Don Redman (1900 - 1964) was a jazz musician, arranger, and composer.

Donald Matthew Redman was born in Piedmont, West Virginia on July 29, 1900. His father was a music teacher, and by age 12 he was proficent on wind instruments ranging from trumpet to oboe as well as piano. He studied at the Boston Conservatory[?], then joined Billy Page's Broadway Syncopaters in New York City.

In 1923 Don Redman joined the Fletcher Henderson orchestra, mostly playing clarinet and saxophones. He soon began assisting Henderson in writing arrangements, and Henderson and Redman did much to formulate the sound that was to become big band swing.
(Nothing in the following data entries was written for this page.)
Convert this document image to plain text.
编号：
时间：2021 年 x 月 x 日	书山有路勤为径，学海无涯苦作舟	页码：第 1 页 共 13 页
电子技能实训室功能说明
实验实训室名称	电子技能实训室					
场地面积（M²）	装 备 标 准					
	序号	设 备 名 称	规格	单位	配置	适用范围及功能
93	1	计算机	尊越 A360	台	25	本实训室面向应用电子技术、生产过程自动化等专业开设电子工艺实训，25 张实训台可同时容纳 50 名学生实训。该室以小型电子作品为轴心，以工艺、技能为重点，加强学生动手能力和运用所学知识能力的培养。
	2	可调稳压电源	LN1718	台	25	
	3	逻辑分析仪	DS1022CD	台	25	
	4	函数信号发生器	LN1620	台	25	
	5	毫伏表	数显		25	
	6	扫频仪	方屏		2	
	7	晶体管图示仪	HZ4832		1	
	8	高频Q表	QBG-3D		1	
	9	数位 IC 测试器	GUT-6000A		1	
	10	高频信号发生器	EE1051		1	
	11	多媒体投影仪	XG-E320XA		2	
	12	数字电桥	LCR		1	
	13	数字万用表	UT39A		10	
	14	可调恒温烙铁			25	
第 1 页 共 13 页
In 1927 Redman joined the Detroit, Michigan based McKinney's Cotton Pickers, who he played with and arranged for through 1931. Redman then formed his own band, which got a residency at the famous Manhattan jazz club Connie's Inn. Redman's band got a recording contract with Brunswick Records and a series of radio broadcasts. Redman's band was even featured doing the soundtrack of a Betty Boop cartoon ("I Heard") featuring Redman compositions. On the side Redman also did arrangments for other band leaders and musicians, including Paul Whietman[?], Isham Jones[?], and Bing Crosby.

In 1940 Redman disbanded his orchestra, and concentrated on freelance work writing arrangements; some of his arrangements became hits for Jimmy Dorsey, Count Basie, and Harry James.

Don Redman had a musical television show on the CBS network for the 1949 season. In the 1950s he ws music director for singer Pearl Bailey[?].

In the early 1960s he played piano for the Georgia Minstrels Concert and soprano sax with Eubie Blake & Noble Sissle[?]'s band.

Don Redman died in New York City on November 30, 1964.